Much has changed in the world of pen computing since I argued three years ago that it should be written off. One source of my dissatisfaction with the whole notion was the awkward usage of a stylus, something that Apple has banished with the iPhone. (It also banished the thumbboard, though, something I remain more keen on).
Now that the stylus is on the run from the mobile device, it’s trying to set out on its own in the guise of the ordinary ballpoint. One of the main approaches toward enabling the digital pen are from Anoto, which requires the use of special dotted paper.
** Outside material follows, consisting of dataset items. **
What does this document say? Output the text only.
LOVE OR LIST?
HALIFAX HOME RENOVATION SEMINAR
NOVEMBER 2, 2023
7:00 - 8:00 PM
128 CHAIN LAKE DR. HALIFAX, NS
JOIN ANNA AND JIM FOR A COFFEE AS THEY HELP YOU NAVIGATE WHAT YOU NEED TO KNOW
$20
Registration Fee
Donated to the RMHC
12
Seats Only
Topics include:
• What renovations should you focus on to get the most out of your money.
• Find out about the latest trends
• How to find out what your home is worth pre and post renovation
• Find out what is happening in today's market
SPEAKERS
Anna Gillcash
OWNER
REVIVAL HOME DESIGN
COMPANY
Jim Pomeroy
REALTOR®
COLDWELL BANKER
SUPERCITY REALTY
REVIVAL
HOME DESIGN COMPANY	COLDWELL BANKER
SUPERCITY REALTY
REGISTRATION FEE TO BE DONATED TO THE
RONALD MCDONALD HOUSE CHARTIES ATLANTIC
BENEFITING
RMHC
It’s been a success for Leapfrog with the FLY anf FLY Fusion, and is now being used in the Tag successor to the hugely successful Leap Pad. It’s been a failure for Logitech with the IO and IO2, but is also the underlying technology behind the imminent LiveScribe Pulse smart pen which slickly marries it with voice recording..
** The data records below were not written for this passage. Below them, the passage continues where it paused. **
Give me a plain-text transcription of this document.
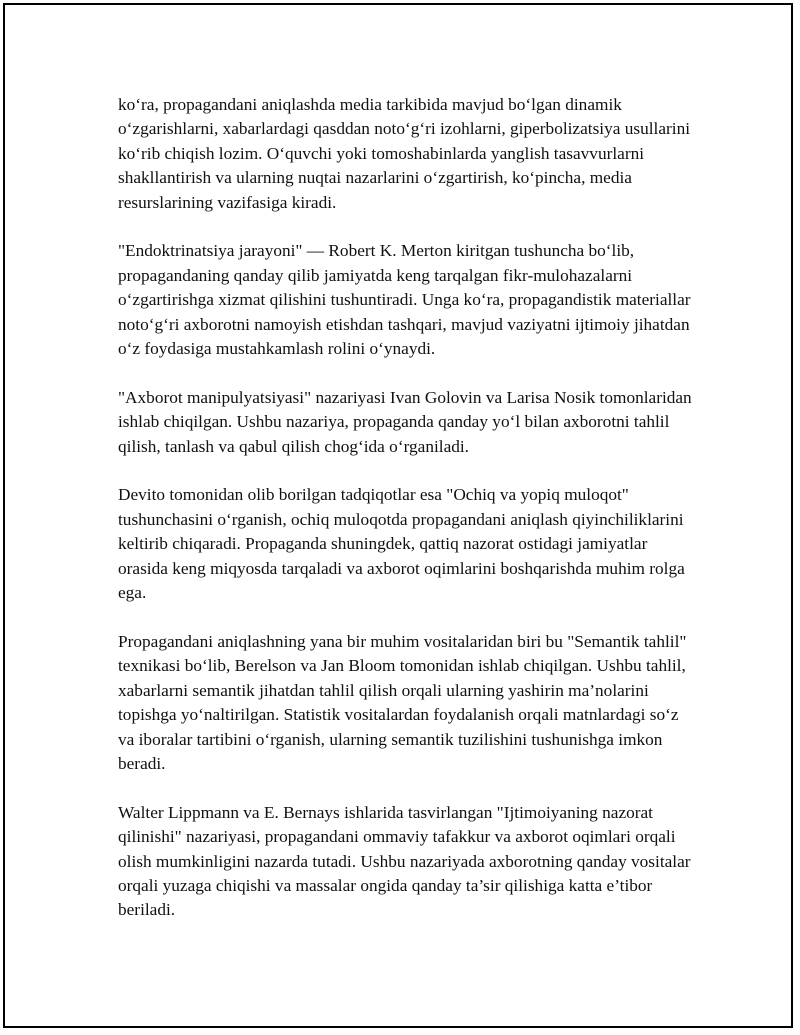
ko‘ra, propagandani aniqlashda media tarkibida mavjud bo‘lgan dinamik o‘zgarishlarni, xabarlardagi qasddan noto‘g‘ri izohlarni, giperbolizatsiya usullarini ko‘rib chiqish lozim. O‘quvchi yoki tomoshabinlarda yanglish tasavvurlarni shakllantirish va ularning nuqtai nazarlarini o‘zgartirish, ko‘pincha, media resurslarining vazifasiga kiradi.

"Endoktrinatsiya jarayoni" — Robert K. Merton kiritgan tushuncha bo‘lib, propagandaning qanday qilib jamiyatda keng tarqalgan fikr-mulohazalarni o‘zgartirishga xizmat qilishini tushuntiradi. Unga ko‘ra, propagandistik materiallar noto‘g‘ri axborotni namoyish etishdan tashqari, mavjud vaziyatni ijtimoiy jihatdan o‘z foydasiga mustahkamlash rolini o‘ynaydi.

"Axborot manipulyatsiyasi" nazariyasi Ivan Golovin va Larisa Nosik tomonlaridan ishlab chiqilgan. Ushbu nazariya, propaganda qanday yo‘l bilan axborotni tahlil qilish, tanlash va qabul qilish chog‘ida o‘rganiladi.

Devito tomonidan olib borilgan tadqiqotlar esa "Ochiq va yopiq muloqot" tushunchasini o‘rganish, ochiq muloqotda propagandani aniqlash qiyinchiliklarini keltirib chiqaradi. Propaganda shuningdek, qattiq nazorat ostidagi jamiyatlar orasida keng miqyosda tarqaladi va axborot oqimlarini boshqarishda muhim rolga ega.

Propagandani aniqlashning yana bir muhim vositalaridan biri bu "Semantik tahlil" texnikasi bo‘lib, Berelson va Jan Bloom tomonidan ishlab chiqilgan. Ushbu tahlil, xabarlarni semantik jihatdan tahlil qilish orqali ularning yashirin ma’nolarini topishga yo‘naltirilgan. Statistik vositalardan foydalanish orqali matnlardagi so‘z va iboralar tartibini o‘rganish, ularning semantik tuzilishini tushunishga imkon beradi.

Walter Lippmann va E. Bernays ishlarida tasvirlangan "Ijtimoiyaning nazorat qilinishi" nazariyasi, propagandani ommaviy tafakkur va axborot oqimlari orqali olish mumkinligini nazarda tutadi. Ushbu nazariyada axborotning qanday vositalar orqali yuzaga chiqishi va massalar ongida qanday ta’sir qilishiga katta e’tibor beriladi.
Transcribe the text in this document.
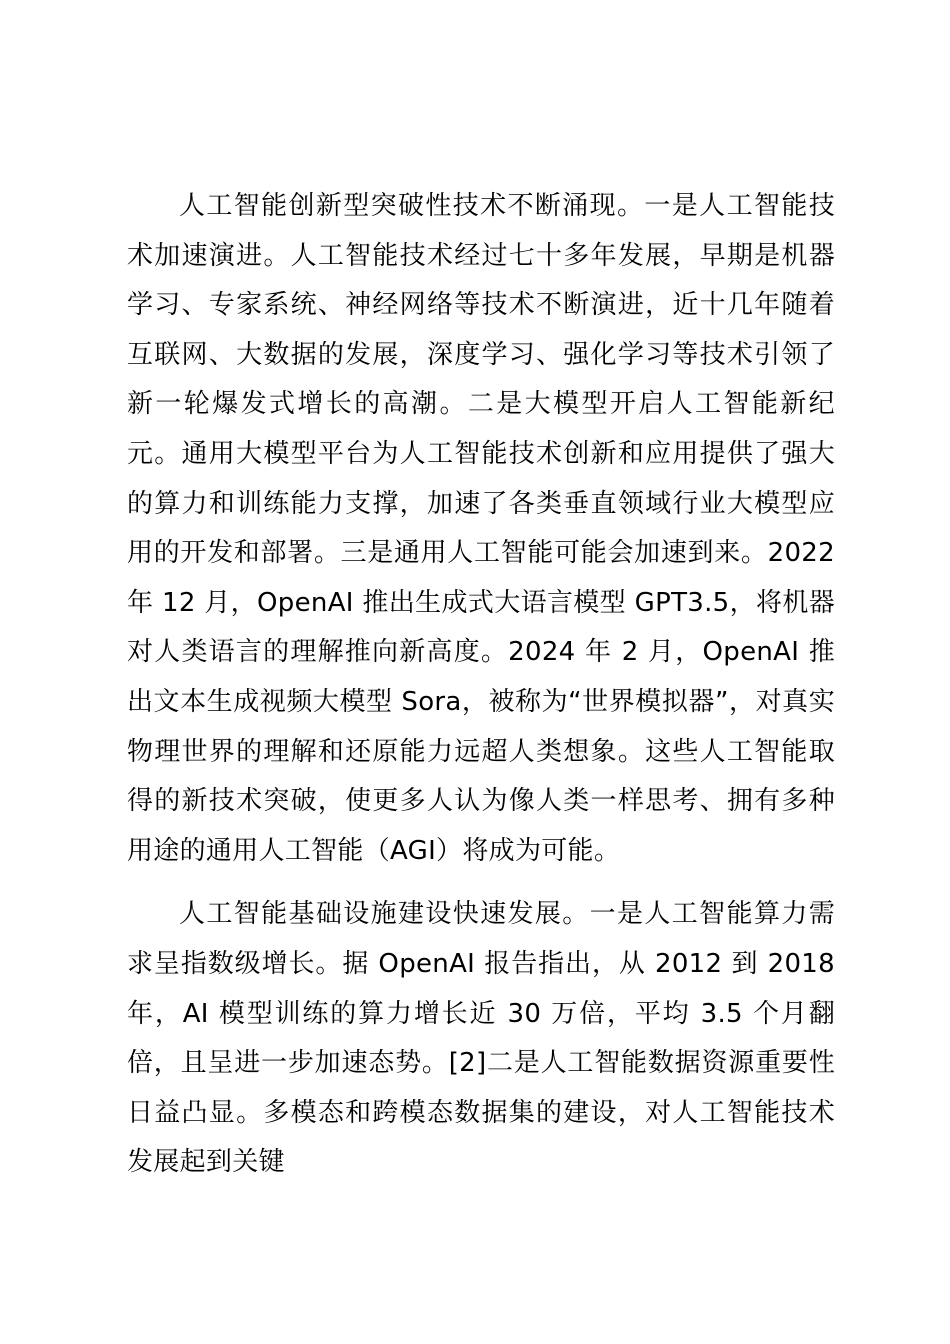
人工智能创新型突破性技术不断涌现。一是人工智能技术加速演进。人工智能技术经过七十多年发展，早期是机器学习、专家系统、神经网络等技术不断演进，近十几年随着互联网、大数据的发展，深度学习、强化学习等技术引领了新一轮爆发式增长的高潮。二是大模型开启人工智能新纪元。通用大模型平台为人工智能技术创新和应用提供了强大的算力和训练能力支撑，加速了各类垂直领域行业大模型应用的开发和部署。三是通用人工智能可能会加速到来。2022 年 12 月，OpenAI 推出生成式大语言模型 GPT3.5，将机器对人类语言的理解推向新高度。2024 年 2 月，OpenAI 推出文本生成视频大模型 Sora，被称为“世界模拟器”，对真实物理世界的理解和还原能力远超人类想象。这些人工智能取得的新技术突破，使更多人认为像人类一样思考、拥有多种用途的通用人工智能（AGI）将成为可能。

人工智能基础设施建设快速发展。一是人工智能算力需求呈指数级增长。据 OpenAI 报告指出，从 2012 到 2018 年，AI 模型训练的算力增长近 30 万倍，平均 3.5 个月翻倍，且呈进一步加速态势。[2]二是人工智能数据资源重要性日益凸显。多模态和跨模态数据集的建设，对人工智能技术发展起到关键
Another approach, such as that from Israeli firm EPOS. tends to cost less and don’t require any special paper. However, it needs some kind of receiver, sometimes enbedded within the top of a clipboard. I’ve tried a few such products through the years and found them to work quite well. The new IOgear product is not based on EPOS technology, but the implementation is more similar to how EPOS works. At $50 less than the entry-level LiveScribe product, it is just ahead of and costs less than its higher-tech competitor. Still, both face a rough terrain in extending computing to the province of pen and ink.